Neurologic examination is important for individuals with the symptoms of a KIF1A-related disorder. Neurologic examination helps identify the specific features affecting a person. Laboratory tests, neurophysiologic testing, and neuroimaging; routine laboratory studies (such as blood counts, serum electrolytes, and tests of kidney, liver, and endocrine functions); and analysis of cerebrospinal fluid (obtained by “spinal tap”) may be conducted to help exclude alternate and co-existing diagnoses.
The treatment of KIF1A-related disorder is directed toward the specific symptoms that are apparent in each individual. Treatment may require the coordinated efforts of a team of specialists. Pediatricians, physicians who specialize in the diagnosis and treatment of neurological disorders in children (pediatric neurologists), neurologists, physicians who specialize in the diagnosis and treatment of eye disorders (ophthalmologists), speech pathologists, physical therapists, and other healthcare professionals may need to systematically and comprehensively plan treatment. Genetic counseling is recommended for affected individuals and their families. Psychosocial support for the entire family is essential as well.

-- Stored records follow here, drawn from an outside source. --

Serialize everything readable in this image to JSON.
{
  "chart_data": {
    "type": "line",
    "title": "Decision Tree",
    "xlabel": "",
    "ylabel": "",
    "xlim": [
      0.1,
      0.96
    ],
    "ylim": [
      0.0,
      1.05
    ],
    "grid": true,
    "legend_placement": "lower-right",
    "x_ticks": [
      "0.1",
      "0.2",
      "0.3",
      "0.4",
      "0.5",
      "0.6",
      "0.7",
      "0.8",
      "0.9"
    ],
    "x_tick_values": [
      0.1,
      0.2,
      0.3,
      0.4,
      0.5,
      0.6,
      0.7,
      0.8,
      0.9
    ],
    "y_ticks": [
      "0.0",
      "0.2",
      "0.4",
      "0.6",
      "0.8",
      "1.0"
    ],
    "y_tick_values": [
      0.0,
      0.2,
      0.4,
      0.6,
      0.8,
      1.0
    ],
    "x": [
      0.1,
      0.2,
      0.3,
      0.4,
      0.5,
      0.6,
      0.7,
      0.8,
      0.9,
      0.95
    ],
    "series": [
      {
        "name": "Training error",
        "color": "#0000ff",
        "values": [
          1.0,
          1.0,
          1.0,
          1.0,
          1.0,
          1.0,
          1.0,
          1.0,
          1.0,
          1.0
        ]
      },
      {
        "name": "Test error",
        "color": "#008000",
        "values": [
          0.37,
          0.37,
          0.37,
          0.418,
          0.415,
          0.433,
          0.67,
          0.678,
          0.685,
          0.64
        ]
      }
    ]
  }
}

There are no standardized treatment protocols or guidelines for affected individuals. Due to the rarity of the disease, there are no treatment trials that have been tested on a large group of patients. Various treatments have been reported in the medical literature as part of single case reports or small series of patients. Treatment trials will be very helpful to determine the long-term safety and effectiveness of specific medications and treatments for individuals with KIF1A-related disorder.
Following an initial diagnosis, a developmental assessment may be performed and appropriate occupational, physical, speech and feeding therapies be instituted. Periodic reassessments and adjustment of services should be provided with all children. Additional medical, social, and/or vocational services including specialized learning programs may be necessary.
Medications may be tried to treat seizures, spasticity and certain neurological aspects of KIF1A-related disorder. Orthopedic devices including braces, crutches, canes and other devices may help children walk. Additional treatment is symptomatic and supportive.